In August 2021, NHK conducted an online workshop for employees in order to enhance their understanding of war experience drawings and paintings (hereinafter “war experience pictures”) that had been collected by NHK's local stations. This paper reports the gist of presentations delivered by three experts at the workshop.
Tanaka Yoshiaki, Professor, the School of Letters, Senshu University, who is specialized in history, stated that war experience pictures have the power to break stereotypical images of wars and often present memories that cannot be put into words, based on his own experience of collecting war experience pictures of Great Tokyo Air Raids as a museum curator. He also pointed out the importance of “getting to know the war experience through pictures” as finished works show they went through changes from rough sketches.

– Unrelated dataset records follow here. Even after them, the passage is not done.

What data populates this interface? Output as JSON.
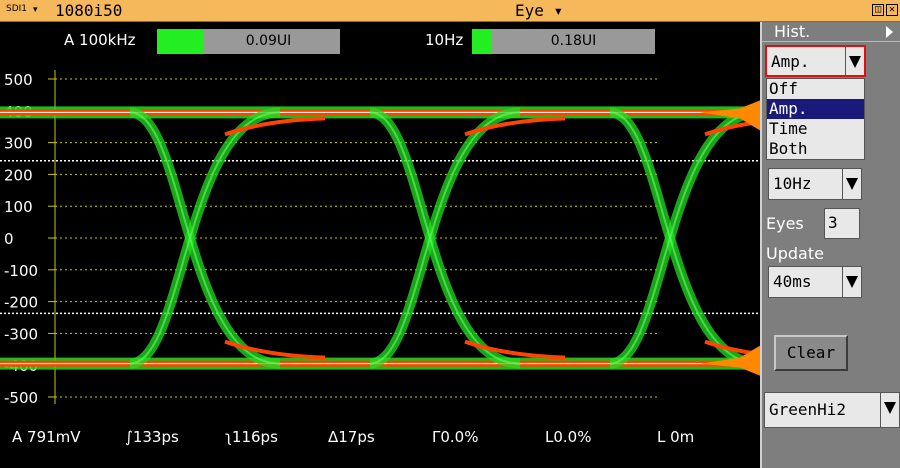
{
  "titlebar": {
    "input_label": "SDI1",
    "format": "1080i50",
    "title": "Eye",
    "title_arrow": "▾",
    "restore_icon": "restore-icon",
    "close_icon": "close-icon"
  },
  "jitter": {
    "hp1_label": "A 100kHz",
    "hp1_value": "0.09UI",
    "hp1_fill": 0.25,
    "hp2_label": "10Hz",
    "hp2_value": "0.18UI",
    "hp2_fill": 0.11
  },
  "axis": {
    "yticks": [
      "500",
      "400",
      "300",
      "200",
      "100",
      "0",
      "-100",
      "-200",
      "-300",
      "-400",
      "-500"
    ]
  },
  "readouts": {
    "amplitude": "A 791mV",
    "rise_time": "∫133ps",
    "fall_time": "ʅ116ps",
    "delta": "Δ17ps",
    "overshoot_rise": "Γ0.0%",
    "overshoot_fall": "L0.0%",
    "cable_length": "L 0m"
  },
  "panel": {
    "title": "Hist.",
    "hist_select": "Amp.",
    "hist_options": [
      "Off",
      "Amp.",
      "Time",
      "Both"
    ],
    "hist_selected_index": 1,
    "filter_select": "10Hz",
    "eyes_label": "Eyes",
    "eyes_value": "3",
    "update_label": "Update",
    "update_select": "40ms",
    "clear_label": "Clear",
    "color_select": "GreenHi2"
  },
  "colors": {
    "trace": "#22dd22",
    "trace_hot": "#ff4400",
    "histogram": "#ff8800",
    "grid": "#c8c800",
    "panel_bg": "#7e7e7e",
    "titlebar": "#f5b85a"
  }
}
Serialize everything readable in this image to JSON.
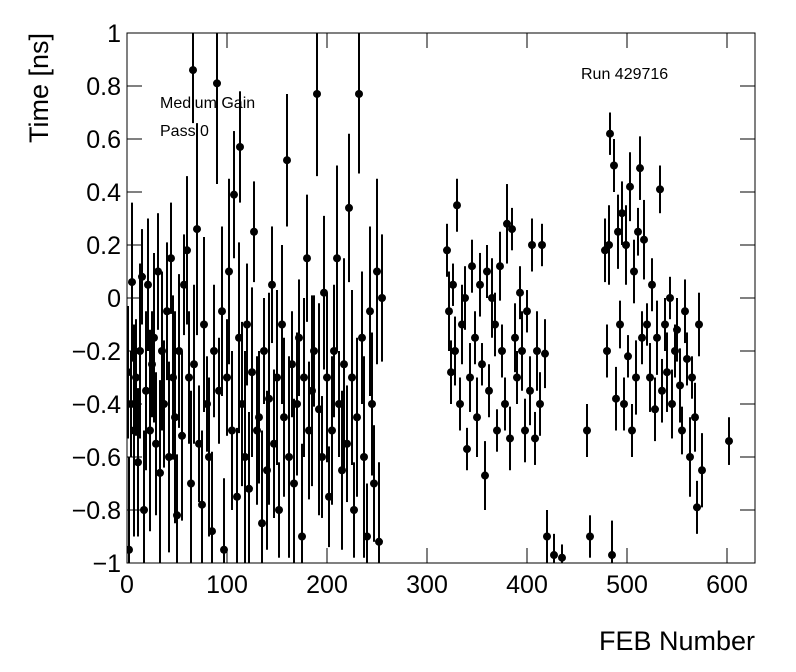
{
  "chart_data": {
    "type": "scatter",
    "x_label": "FEB Number",
    "y_label": "Time [ns]",
    "annotations": [
      "Medium Gain",
      "Pass 0",
      "Run 429716"
    ],
    "color": "#000000",
    "xlim": [
      0,
      628
    ],
    "ylim": [
      -1,
      1
    ],
    "xticks": [
      0,
      100,
      200,
      300,
      400,
      500,
      600
    ],
    "yticks": [
      {
        "value": -1,
        "label": "−1"
      },
      {
        "value": -0.8,
        "label": "−0.8"
      },
      {
        "value": -0.6,
        "label": "−0.6"
      },
      {
        "value": -0.4,
        "label": "−0.4"
      },
      {
        "value": -0.2,
        "label": "−0.2"
      },
      0,
      0.2,
      0.4,
      0.6,
      0.8,
      1
    ],
    "x": [
      1,
      2,
      4,
      5,
      7,
      9,
      11,
      13,
      15,
      17,
      19,
      21,
      23,
      25,
      27,
      29,
      31,
      33,
      35,
      37,
      40,
      42,
      44,
      46,
      48,
      50,
      52,
      55,
      57,
      60,
      62,
      64,
      66,
      67,
      70,
      72,
      75,
      77,
      80,
      82,
      85,
      87,
      90,
      92,
      95,
      97,
      100,
      102,
      105,
      107,
      110,
      112,
      113,
      115,
      118,
      120,
      122,
      125,
      127,
      130,
      132,
      135,
      137,
      140,
      142,
      145,
      147,
      150,
      152,
      155,
      157,
      160,
      162,
      165,
      167,
      170,
      172,
      175,
      177,
      180,
      182,
      185,
      187,
      190,
      192,
      195,
      197,
      200,
      202,
      205,
      207,
      210,
      212,
      215,
      217,
      220,
      222,
      225,
      227,
      230,
      232,
      235,
      237,
      240,
      243,
      245,
      247,
      250,
      252,
      255,
      320,
      322,
      324,
      326,
      328,
      330,
      333,
      335,
      338,
      340,
      343,
      345,
      348,
      350,
      353,
      355,
      358,
      360,
      362,
      365,
      368,
      370,
      373,
      375,
      378,
      380,
      383,
      385,
      388,
      390,
      393,
      395,
      398,
      400,
      403,
      405,
      408,
      410,
      413,
      415,
      418,
      420,
      427,
      435,
      460,
      463,
      478,
      480,
      482,
      483,
      485,
      487,
      489,
      491,
      493,
      495,
      497,
      499,
      501,
      503,
      505,
      507,
      509,
      511,
      513,
      515,
      517,
      520,
      523,
      525,
      528,
      530,
      533,
      535,
      538,
      540,
      543,
      545,
      548,
      550,
      553,
      555,
      558,
      560,
      563,
      565,
      568,
      570,
      572,
      575,
      602
    ],
    "values": [
      -0.28,
      -0.95,
      -0.4,
      0.06,
      -0.5,
      -0.3,
      -0.62,
      -0.2,
      0.08,
      -0.8,
      -0.35,
      0.05,
      -0.5,
      -0.25,
      -0.15,
      -0.55,
      0.1,
      -0.66,
      -0.2,
      -0.4,
      -0.05,
      -0.6,
      0.15,
      -0.3,
      -0.45,
      -0.82,
      -0.2,
      -0.52,
      0.05,
      0.18,
      -0.3,
      -0.7,
      0.86,
      -0.25,
      0.26,
      -0.55,
      -0.78,
      -0.1,
      -0.4,
      -0.6,
      -0.88,
      -0.2,
      0.81,
      -0.35,
      -0.05,
      -0.95,
      -0.3,
      0.1,
      -0.5,
      0.39,
      -0.75,
      -0.15,
      0.57,
      -0.4,
      -0.6,
      -0.1,
      -0.72,
      -0.28,
      0.25,
      -0.5,
      -0.45,
      -0.85,
      -0.2,
      -0.65,
      -0.38,
      0.05,
      -0.55,
      -0.3,
      -0.8,
      -0.1,
      -0.45,
      0.52,
      -0.6,
      -0.25,
      -0.7,
      -0.4,
      -0.15,
      -0.9,
      -0.3,
      0.15,
      -0.5,
      -0.35,
      -0.2,
      0.77,
      -0.42,
      -0.6,
      0.02,
      -0.3,
      -0.75,
      -0.5,
      -0.2,
      0.15,
      -0.4,
      -0.65,
      -0.25,
      -0.55,
      0.34,
      -0.3,
      -0.8,
      -0.45,
      0.77,
      -0.15,
      -0.6,
      -0.9,
      -0.05,
      -0.4,
      -0.7,
      0.1,
      -0.92,
      0.0,
      0.18,
      -0.05,
      -0.28,
      0.05,
      -0.2,
      0.35,
      -0.4,
      -0.1,
      0.0,
      -0.57,
      -0.3,
      0.12,
      -0.15,
      -0.45,
      0.05,
      -0.25,
      -0.67,
      0.1,
      -0.35,
      0.0,
      -0.1,
      -0.5,
      0.12,
      -0.2,
      -0.4,
      0.28,
      -0.53,
      0.26,
      -0.15,
      -0.3,
      0.02,
      -0.2,
      -0.5,
      -0.05,
      -0.35,
      0.2,
      -0.53,
      -0.2,
      -0.4,
      0.2,
      -0.21,
      -0.9,
      -0.97,
      -0.98,
      -0.5,
      -0.9,
      0.18,
      -0.2,
      0.2,
      0.62,
      -0.97,
      0.5,
      -0.38,
      0.25,
      -0.1,
      0.32,
      -0.4,
      0.2,
      -0.22,
      0.42,
      -0.5,
      0.1,
      -0.3,
      0.25,
      0.49,
      -0.15,
      0.22,
      -0.1,
      -0.3,
      0.05,
      -0.42,
      -0.15,
      0.41,
      -0.35,
      -0.1,
      -0.28,
      0.0,
      -0.4,
      -0.2,
      -0.12,
      -0.33,
      -0.5,
      -0.05,
      -0.23,
      -0.6,
      -0.3,
      -0.45,
      -0.79,
      -0.1,
      -0.65,
      -0.54
    ],
    "errors": [
      0.25,
      0.35,
      0.2,
      0.3,
      0.4,
      0.22,
      0.28,
      0.33,
      0.18,
      0.3,
      0.3,
      0.25,
      0.38,
      0.2,
      0.32,
      0.27,
      0.22,
      0.35,
      0.3,
      0.24,
      0.26,
      0.36,
      0.21,
      0.31,
      0.4,
      0.23,
      0.29,
      0.32,
      0.19,
      0.28,
      0.25,
      0.35,
      0.2,
      0.3,
      0.4,
      0.22,
      0.28,
      0.33,
      0.18,
      0.3,
      0.3,
      0.25,
      0.38,
      0.2,
      0.32,
      0.27,
      0.22,
      0.35,
      0.3,
      0.24,
      0.26,
      0.36,
      0.21,
      0.31,
      0.4,
      0.23,
      0.29,
      0.32,
      0.19,
      0.28,
      0.25,
      0.35,
      0.2,
      0.3,
      0.4,
      0.22,
      0.28,
      0.33,
      0.18,
      0.3,
      0.3,
      0.25,
      0.38,
      0.2,
      0.32,
      0.27,
      0.22,
      0.35,
      0.3,
      0.24,
      0.26,
      0.36,
      0.21,
      0.31,
      0.4,
      0.23,
      0.29,
      0.32,
      0.19,
      0.28,
      0.25,
      0.35,
      0.2,
      0.3,
      0.4,
      0.22,
      0.28,
      0.33,
      0.18,
      0.3,
      0.3,
      0.25,
      0.38,
      0.2,
      0.32,
      0.27,
      0.22,
      0.35,
      0.3,
      0.24,
      0.1,
      0.15,
      0.12,
      0.08,
      0.13,
      0.1,
      0.1,
      0.15,
      0.12,
      0.08,
      0.13,
      0.1,
      0.1,
      0.15,
      0.12,
      0.08,
      0.13,
      0.1,
      0.1,
      0.15,
      0.12,
      0.08,
      0.13,
      0.1,
      0.1,
      0.15,
      0.12,
      0.08,
      0.13,
      0.1,
      0.1,
      0.15,
      0.12,
      0.08,
      0.13,
      0.1,
      0.1,
      0.15,
      0.12,
      0.08,
      0.13,
      0.1,
      0.08,
      0.05,
      0.1,
      0.08,
      0.12,
      0.1,
      0.15,
      0.08,
      0.13,
      0.1,
      0.12,
      0.14,
      0.09,
      0.12,
      0.1,
      0.15,
      0.08,
      0.13,
      0.1,
      0.12,
      0.14,
      0.09,
      0.12,
      0.1,
      0.15,
      0.08,
      0.13,
      0.1,
      0.12,
      0.14,
      0.09,
      0.12,
      0.1,
      0.15,
      0.08,
      0.13,
      0.1,
      0.12,
      0.14,
      0.09,
      0.12,
      0.1,
      0.15,
      0.08,
      0.13,
      0.1,
      0.12,
      0.14,
      0.09
    ]
  }
}
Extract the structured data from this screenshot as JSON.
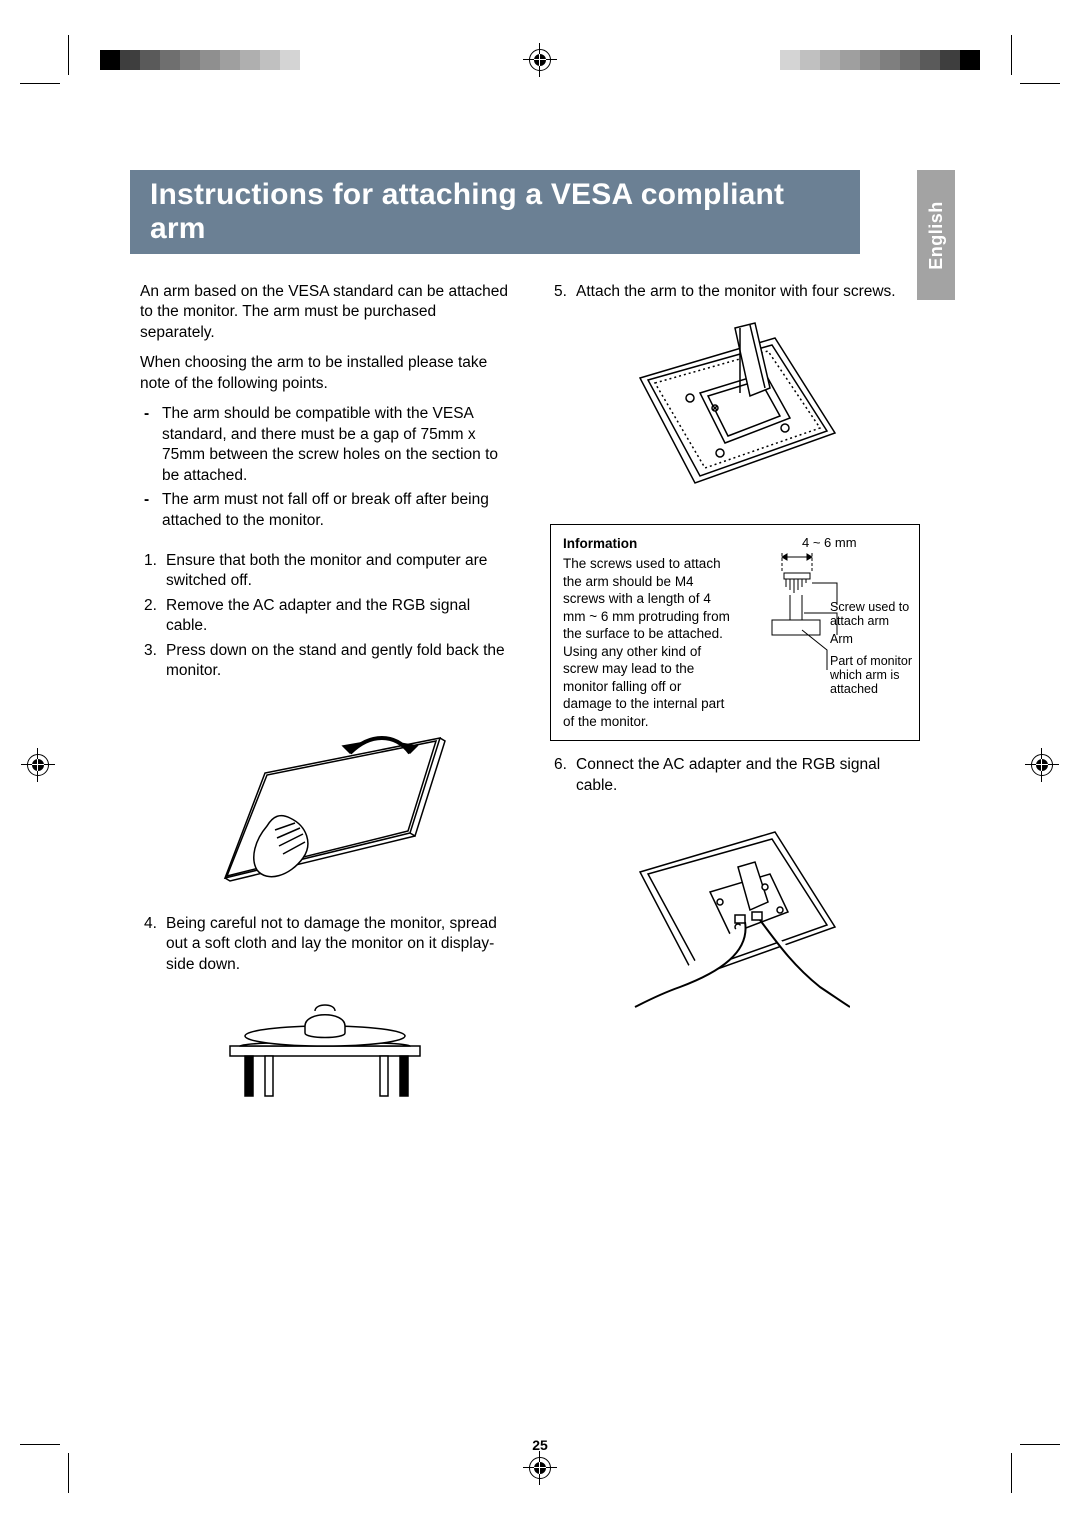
{
  "title": "Instructions for attaching a VESA compliant arm",
  "language_tab": "English",
  "page_number": "25",
  "intro_1": "An arm based on the VESA standard can be attached to the monitor. The arm must be purchased separately.",
  "intro_2": "When choosing the arm to be installed please take note of the following points.",
  "notes": [
    "The arm should be compatible with the VESA standard, and there must be a gap of 75mm x 75mm between the screw holes on the section to be attached.",
    "The arm must not fall off or break off after being attached to the monitor."
  ],
  "steps_left": [
    {
      "n": "1.",
      "t": "Ensure that both the monitor and computer are switched off."
    },
    {
      "n": "2.",
      "t": "Remove the AC adapter and the RGB signal cable."
    },
    {
      "n": "3.",
      "t": "Press down on the stand and gently fold back the monitor."
    },
    {
      "n": "4.",
      "t": "Being careful not to damage the monitor, spread out a soft cloth and lay the monitor on it display-side down."
    }
  ],
  "steps_right": [
    {
      "n": "5.",
      "t": "Attach the arm to the monitor with four screws."
    },
    {
      "n": "6.",
      "t": "Connect the AC adapter and the RGB signal cable."
    }
  ],
  "infobox": {
    "title": "Information",
    "body": "The screws used to attach the arm should be M4 screws with a length of 4 mm ~ 6 mm protruding from the surface to be attached. Using any other kind of screw may lead to the monitor falling off or damage to the internal part of the monitor.",
    "dim_label": "4 ~ 6 mm",
    "label_screw": "Screw used to attach arm",
    "label_arm": "Arm",
    "label_part": "Part of monitor to which arm is attached"
  },
  "colors": {
    "banner": "#6b8094",
    "tab": "#a3a3a3",
    "text": "#000000",
    "colorbar": [
      "#000000",
      "#3e3e3e",
      "#5a5a5a",
      "#6f6f6f",
      "#7f7f7f",
      "#8f8f8f",
      "#9f9f9f",
      "#afafaf",
      "#c0c0c0",
      "#d4d4d4"
    ]
  }
}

After explaining how humans cognize pictures, Saito Aya, Associate Professor, Institute of Philosophy & Human Values, Kyoto University of the Arts, stated that war experience pictures have the power to make people share images as well as time and space through words added to the pictures, that viewers' complementary imagination generates a sense of reality or a feeling of hopelessness, and that the process of drawing itself involves a flow of time in which one faces the deceased as well as oneself.
Ohsawa Torao, Senior Researcher, Center for Arts and Culture, NLI Research Institute, who supports local communities' cultural activities said that “sites” portrayed in those pictures connect the memories of people, that “small memories” obscured by “the grand history” are kept there, and that individual memories of “each person,” not of “everyone,” are depicted. He pointed out that becoming engaged with them is a responsibility of local public broadcasters.
Based on their presentations, the author discusses the relationship between the mass media and “small memories” as well as “sites and memories.”